I searched for an issue against D8 but found nothing, thus I created this issue.
I strongly believe that this conversion to html should not happen.
Comment | File | Size | Author |
---|---|---|---|
#6 | ckeditor_html_entities-2345037-6.patch | 1.38 KB | Wim Leers |
Comments
Comment #1
bserem CreditAttribution: bserem commentedAdded french characters example
Comment #2
bserem CreditAttribution: bserem commentedThe attached patch does the trick for me for greek characters while it does not affect basicEntities (<, >, &, they get stored as html entities).
If I'm on the wrong direction please tell me
Comment #3
bserem CreditAttribution: bserem commentedAlso, git diff provided this, arguing with me about newline. Attaching this too.
Comment #4
Wim LeersOh, wow, amazing catch!
You found the right settings, but we don't modify CKEditor itself. We modify CKEditor's settings :) Also, I think we just want to tell CKEditor to not create HTML entities by default at all (
CKEDITOR.config.entities = false
), which then also prevents the problems with Greek and French characters.I looked up the documentation for this and http://docs.ckeditor.com/#!/api/CKEDITOR.config-cfg-entities tells me CKEditor also converts the single quote into an entity by default. We also don't want that. It also tells me Chinese is not HTML-encoded by default. We want to verify that. So I'm testing with this example:
When stored, this yields:
As expected and needed, the things that must be converted to HTML entities (the ampersand, smaller than and greater than symbols) are converted. (To disable those, we'd need to set
CKEDITOR.config.basicEntities
to false, which we don't want to, because it'd result in invalid HTML.)I asked the CKEditor team to chime in, to confirm that this is the correct approach.
Comment #6
Wim LeersUpdated the test coverage, will be green now.
Comment #7
wwalc CreditAttribution: wwalc commentedThis default behaviour (
config.entities = true
) has been set many years ago, in early FCKeditor times. Long time ago utf8 was not that popular on websites and people set wrong database encodings too often, so this was a remedy for common issues about "characters being destroyed" etc. Since Drupal is using utf8 correctly, there is no sense is keeping it enabled, hence this issue is valid.Comment #8
bserem CreditAttribution: bserem commentedOh man... I couldn't figure out where to control out ckeditors settings.

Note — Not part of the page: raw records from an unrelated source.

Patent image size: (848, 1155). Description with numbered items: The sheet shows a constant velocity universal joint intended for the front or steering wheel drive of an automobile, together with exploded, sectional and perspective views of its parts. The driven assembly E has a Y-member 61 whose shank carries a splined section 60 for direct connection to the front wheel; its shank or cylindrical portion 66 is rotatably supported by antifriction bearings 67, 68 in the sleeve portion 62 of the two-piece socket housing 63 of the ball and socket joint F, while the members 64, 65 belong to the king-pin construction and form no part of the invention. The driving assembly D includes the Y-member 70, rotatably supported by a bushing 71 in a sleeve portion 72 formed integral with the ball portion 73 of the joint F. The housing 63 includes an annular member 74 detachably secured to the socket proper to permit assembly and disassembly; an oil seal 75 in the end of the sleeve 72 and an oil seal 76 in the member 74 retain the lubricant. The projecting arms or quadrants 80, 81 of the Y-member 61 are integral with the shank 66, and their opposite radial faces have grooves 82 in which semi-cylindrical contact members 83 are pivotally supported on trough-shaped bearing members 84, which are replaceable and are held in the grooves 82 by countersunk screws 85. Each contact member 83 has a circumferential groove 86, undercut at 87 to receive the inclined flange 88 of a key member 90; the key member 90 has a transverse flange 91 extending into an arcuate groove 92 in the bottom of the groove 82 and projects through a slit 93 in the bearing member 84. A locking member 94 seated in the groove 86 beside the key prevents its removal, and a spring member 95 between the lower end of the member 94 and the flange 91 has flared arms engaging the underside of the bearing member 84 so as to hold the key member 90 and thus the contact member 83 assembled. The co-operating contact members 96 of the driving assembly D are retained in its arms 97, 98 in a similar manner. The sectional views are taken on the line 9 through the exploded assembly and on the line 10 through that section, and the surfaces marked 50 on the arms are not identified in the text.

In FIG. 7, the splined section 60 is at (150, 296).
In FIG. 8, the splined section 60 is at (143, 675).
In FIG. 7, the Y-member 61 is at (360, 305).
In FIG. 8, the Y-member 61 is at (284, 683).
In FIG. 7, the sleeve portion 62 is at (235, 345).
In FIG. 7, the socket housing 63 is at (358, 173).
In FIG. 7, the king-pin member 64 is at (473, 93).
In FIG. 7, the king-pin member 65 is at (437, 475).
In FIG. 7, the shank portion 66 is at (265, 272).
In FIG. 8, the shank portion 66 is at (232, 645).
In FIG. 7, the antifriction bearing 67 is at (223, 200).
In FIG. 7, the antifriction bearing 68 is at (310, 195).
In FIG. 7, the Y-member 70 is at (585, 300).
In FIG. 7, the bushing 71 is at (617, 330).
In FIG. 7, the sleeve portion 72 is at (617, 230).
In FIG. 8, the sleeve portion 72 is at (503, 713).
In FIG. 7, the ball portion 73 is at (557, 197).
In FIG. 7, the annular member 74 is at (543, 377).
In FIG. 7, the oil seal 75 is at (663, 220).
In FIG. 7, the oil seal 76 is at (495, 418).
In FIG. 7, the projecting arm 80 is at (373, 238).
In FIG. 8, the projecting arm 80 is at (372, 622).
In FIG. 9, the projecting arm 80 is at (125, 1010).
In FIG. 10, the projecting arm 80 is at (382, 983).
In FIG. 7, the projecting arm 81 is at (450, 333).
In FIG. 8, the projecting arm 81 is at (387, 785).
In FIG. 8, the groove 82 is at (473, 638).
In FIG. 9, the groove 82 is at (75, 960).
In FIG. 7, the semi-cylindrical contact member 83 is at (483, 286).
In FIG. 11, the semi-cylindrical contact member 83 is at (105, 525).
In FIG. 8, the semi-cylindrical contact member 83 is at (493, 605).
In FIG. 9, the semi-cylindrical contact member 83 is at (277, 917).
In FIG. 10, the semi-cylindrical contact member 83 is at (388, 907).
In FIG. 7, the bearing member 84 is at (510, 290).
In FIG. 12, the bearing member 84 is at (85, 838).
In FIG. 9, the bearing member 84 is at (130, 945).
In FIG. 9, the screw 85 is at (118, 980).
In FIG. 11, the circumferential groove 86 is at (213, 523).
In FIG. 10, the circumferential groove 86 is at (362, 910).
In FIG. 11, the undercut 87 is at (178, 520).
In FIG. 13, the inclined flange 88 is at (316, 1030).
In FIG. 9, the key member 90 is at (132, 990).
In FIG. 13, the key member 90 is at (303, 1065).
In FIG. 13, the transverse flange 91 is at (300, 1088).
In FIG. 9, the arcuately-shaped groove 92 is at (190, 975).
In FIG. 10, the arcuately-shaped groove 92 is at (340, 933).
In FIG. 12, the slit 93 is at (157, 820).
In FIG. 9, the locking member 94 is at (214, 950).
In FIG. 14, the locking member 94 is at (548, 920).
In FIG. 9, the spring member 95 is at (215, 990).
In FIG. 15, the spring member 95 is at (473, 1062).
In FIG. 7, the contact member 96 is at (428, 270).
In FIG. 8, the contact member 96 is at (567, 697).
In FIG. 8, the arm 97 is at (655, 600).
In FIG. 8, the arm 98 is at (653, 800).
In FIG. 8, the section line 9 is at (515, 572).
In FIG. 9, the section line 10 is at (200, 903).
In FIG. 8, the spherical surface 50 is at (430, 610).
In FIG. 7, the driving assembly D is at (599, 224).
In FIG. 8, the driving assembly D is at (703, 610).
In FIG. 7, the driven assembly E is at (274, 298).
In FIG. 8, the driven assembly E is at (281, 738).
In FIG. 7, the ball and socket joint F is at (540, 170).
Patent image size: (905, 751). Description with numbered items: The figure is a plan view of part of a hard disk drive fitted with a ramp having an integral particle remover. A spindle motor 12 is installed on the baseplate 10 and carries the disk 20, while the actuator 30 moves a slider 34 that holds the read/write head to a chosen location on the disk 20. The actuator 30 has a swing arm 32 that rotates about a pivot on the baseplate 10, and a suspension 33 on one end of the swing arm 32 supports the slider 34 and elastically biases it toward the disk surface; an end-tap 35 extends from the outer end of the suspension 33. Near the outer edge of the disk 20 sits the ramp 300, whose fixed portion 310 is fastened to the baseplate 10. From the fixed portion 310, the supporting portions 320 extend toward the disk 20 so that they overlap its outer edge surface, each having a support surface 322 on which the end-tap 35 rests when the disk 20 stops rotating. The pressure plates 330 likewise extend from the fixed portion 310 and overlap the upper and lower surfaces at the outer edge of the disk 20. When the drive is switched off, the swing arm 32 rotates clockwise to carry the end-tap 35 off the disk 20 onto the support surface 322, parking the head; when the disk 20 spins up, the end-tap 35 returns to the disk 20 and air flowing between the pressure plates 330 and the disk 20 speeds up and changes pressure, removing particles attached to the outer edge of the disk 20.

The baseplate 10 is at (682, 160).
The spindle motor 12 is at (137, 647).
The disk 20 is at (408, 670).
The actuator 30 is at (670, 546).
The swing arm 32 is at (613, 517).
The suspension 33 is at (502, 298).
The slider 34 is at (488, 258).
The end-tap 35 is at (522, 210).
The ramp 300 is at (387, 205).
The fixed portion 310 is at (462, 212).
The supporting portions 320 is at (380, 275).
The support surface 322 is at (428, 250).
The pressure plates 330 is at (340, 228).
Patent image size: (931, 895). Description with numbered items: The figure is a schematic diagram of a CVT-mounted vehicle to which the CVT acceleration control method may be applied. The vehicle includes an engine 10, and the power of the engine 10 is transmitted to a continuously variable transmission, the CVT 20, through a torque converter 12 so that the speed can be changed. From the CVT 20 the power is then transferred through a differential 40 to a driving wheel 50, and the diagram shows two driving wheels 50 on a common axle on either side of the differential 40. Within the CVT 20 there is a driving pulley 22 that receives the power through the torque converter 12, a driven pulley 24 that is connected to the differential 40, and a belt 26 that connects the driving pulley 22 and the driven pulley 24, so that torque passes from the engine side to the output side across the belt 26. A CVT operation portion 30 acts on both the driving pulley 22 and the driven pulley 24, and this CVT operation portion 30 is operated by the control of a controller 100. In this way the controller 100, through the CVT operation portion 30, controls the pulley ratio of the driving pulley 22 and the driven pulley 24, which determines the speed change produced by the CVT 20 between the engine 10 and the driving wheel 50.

Patch on #6 is working for me, and keeps the greater/lesser and ampersand as html entities as it should have.
I'm moving this on to "reviewed".
As a side note. On D7+ckeditor this functionallity was controlable from the UI. I never liked it, since it never made sense for greek users. Do you believe we should re-implement something like that?
From wwalc's comment I understand that we shouldn't.
ps: Wim will you be on Amsterdam next week?
Comment #9
Wim LeersNo, we shouldn't have a setting for this in the UI, because we should just always use UTF-8! :)
Yes, I'll be in Amsterdam! And so will wwalc, by the way. He's presenting about CKEditor in Drupal 8!
Comment #10
bserem CreditAttribution: bserem commentedGood, see you both there then. I haven't found the equivalent of last years beer museum yet though :P
On to the next bug...
Comment #11
Wim LeersAnother language-and-WYSIWYG-related bug is #2318237: CKEditor translates its user interface even if interface translation is turned off. If you could roll a patch for that one, I'll definitely review it :)
Comment #12
bserem CreditAttribution: bserem commentedI'll have a look at it. I'm not a patch master, but I'll see what I can do. Thanks
Comment #13
webchickCommitted and pushed to 8.x. Thanks!